Climate change is a disaster foretold, just like the first world war
The warnings about an unfolding climate catastrophe are getting more desperate, yet the march to destruction continues.
“The lamps are going out all over Europe, we shall not see them lit again in our life-time.”
The mournful remark supposedly made by foreign secretary Sir Edward Grey at dusk on 3 August 1914 referred to Britain’s imminent entry into the first world war. But the sentiment captures something of our own moment, in the midst of an intensifying campaign against nature.
According to the World Wildlife Fund’s 2016 Living Planet Report, over the last four decades the international animal population was reduced by nearly 60%.More than a billion fewer birds inhabit North America today compared to 40 years ago. In Britain, certain iconic species (grey partridges, tree sparrows, etc) have fallen by 90%. In Germany, flying insects have declined by 76% over the past 27 years. Almost half of Borneo’s orangutans died or were removed between 1999 and 2015. Elephant numbers have dropped by 62% in a decade, with on average one adult killed by poachers every 15 minutes.
We inherited a planet of beauty and wonders – and we’re saying goodbye to all that.
The cultural historian Paul Fussell once identified the catastrophe of the first world war with the distinctive sensibility of modernity, noting how 20th century history had “domesticate[d] the fantastic and normalize[d] the unspeakable.”
Consider, then, the work of climate change.
In February, for instance, scientists recorded temperatures 35 degrees above the historical average in Siberia, a phenomenon that apparently corresponded with the unprecedented cold snap across Europe.
As concentrated CO2 intensifies extreme events, a new and diabolical weather will, we’re told, become the norm for a generation already accustomising itself to such everyday atrocities as about eight million tons of plastics are washed into the ocean each year.
It may seem impossible to imagine, that a technologically advanced society could choose, in essence, to destroy itself, but that is what we’re now in the process of doing.”
This passage from the New Yorker’s Elizabeth Kolbert concluded a piece on global warming, which was published way back in 2005. Over the 13 years since, the warnings from scientists have grown both more specific and desperate – and yet the march to destruction has only redoubled its pace.
The extraordinary – almost absurd – contrast between what we should be doing and what’s actually taking place fosters low-level climate denialism.
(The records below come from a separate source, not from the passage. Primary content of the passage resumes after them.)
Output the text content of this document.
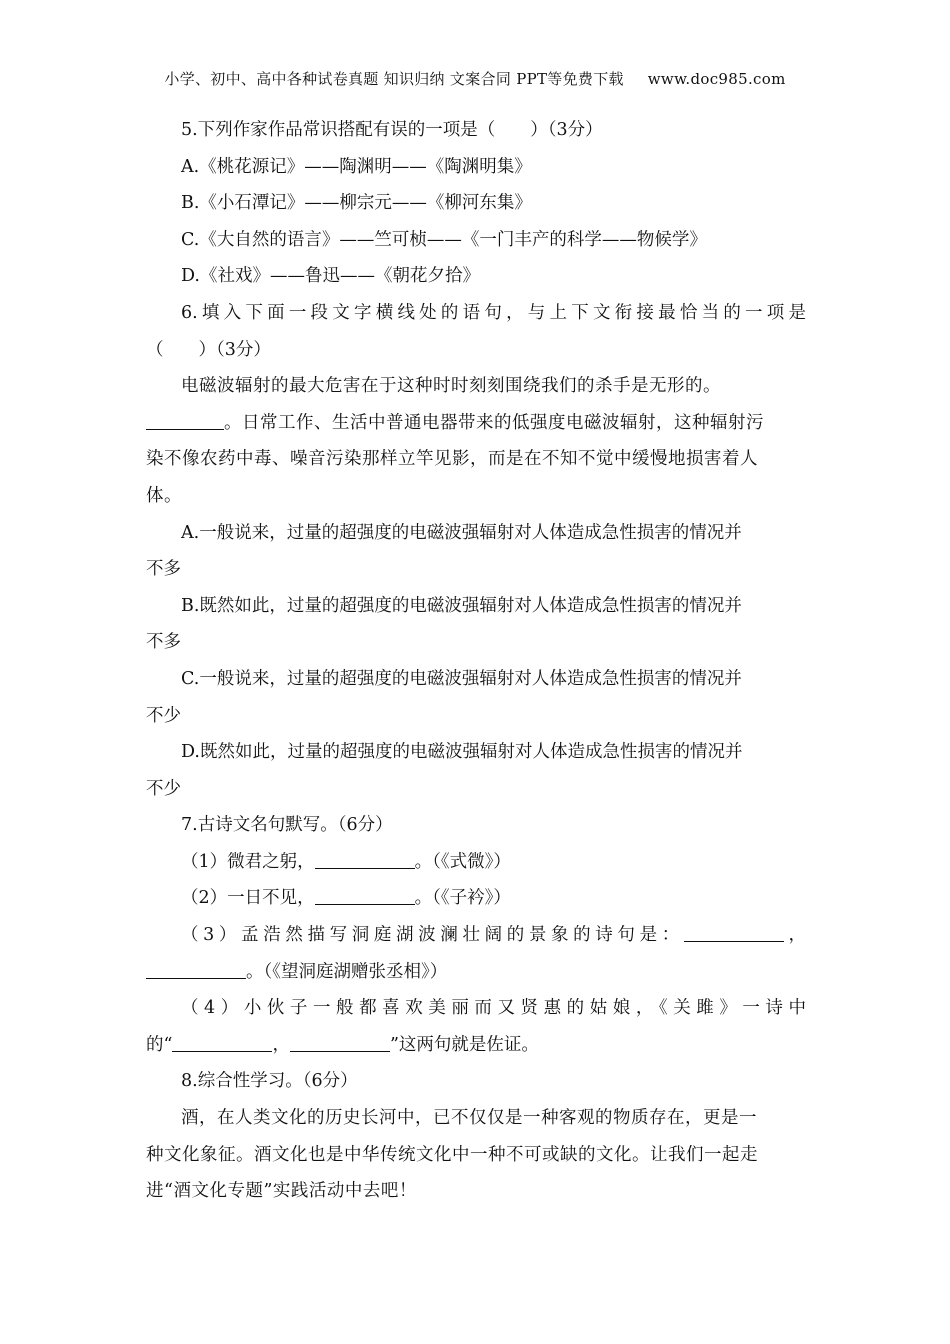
小学、初中、高中各种试卷真题 知识归纳 文案合同 PPT等免费下载 www.doc985.com
5.下列作家作品常识搭配有误的一项是（　　）（3分）
A.《桃花源记》——陶渊明——《陶渊明集》
B.《小石潭记》——柳宗元——《柳河东集》
C.《大自然的语言》——竺可桢——《一门丰产的科学——物候学》
D.《社戏》——鲁迅——《朝花夕拾》
6.填入下面一段文字横线处的语句，与上下文衔接最恰当的一项是
（　　）（3分）
电磁波辐射的最大危害在于这种时时刻刻围绕我们的杀手是无形的。
。日常工作、生活中普通电器带来的低强度电磁波辐射，这种辐射污
染不像农药中毒、噪音污染那样立竿见影，而是在不知不觉中缓慢地损害着人
体。
A.一般说来，过量的超强度的电磁波强辐射对人体造成急性损害的情况并
不多
B.既然如此，过量的超强度的电磁波强辐射对人体造成急性损害的情况并
不多
C.一般说来，过量的超强度的电磁波强辐射对人体造成急性损害的情况并
不少
D.既然如此，过量的超强度的电磁波强辐射对人体造成急性损害的情况并
不少
7.古诗文名句默写。（6分）
（1）微君之躬，	。（《式微》）
（2）一日不见，	。（《子衿》）
（3）孟浩然描写洞庭湖波澜壮阔的景象的诗句是：	，
。（《望洞庭湖赠张丞相》）
（4）小伙子一般都喜欢美丽而又贤惠的姑娘，《关雎》一诗中
的“	，	”这两句就是佐证。
8.综合性学习。（6分）
酒，在人类文化的历史长河中，已不仅仅是一种客观的物质存在，更是一
种文化象征。酒文化也是中华传统文化中一种不可或缺的文化。让我们一起走
进“酒文化专题”实践活动中去吧！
Coral experts might publicise, again and again and again, the dire state of the Great Barrier Reef but the ongoing political inaction inevitably blunts their message.
It can’t be so bad, we think: if a natural wonder were truly under threat, our politicians wouldn’t simply stand aside and watch.
The first world war killed 20 million people and maimed 21 million others. It shattered the economy of Europe, displaced entire populations, and set in train events that culminated, scarcely two decades later, with another, even more apocalyptic slaughter.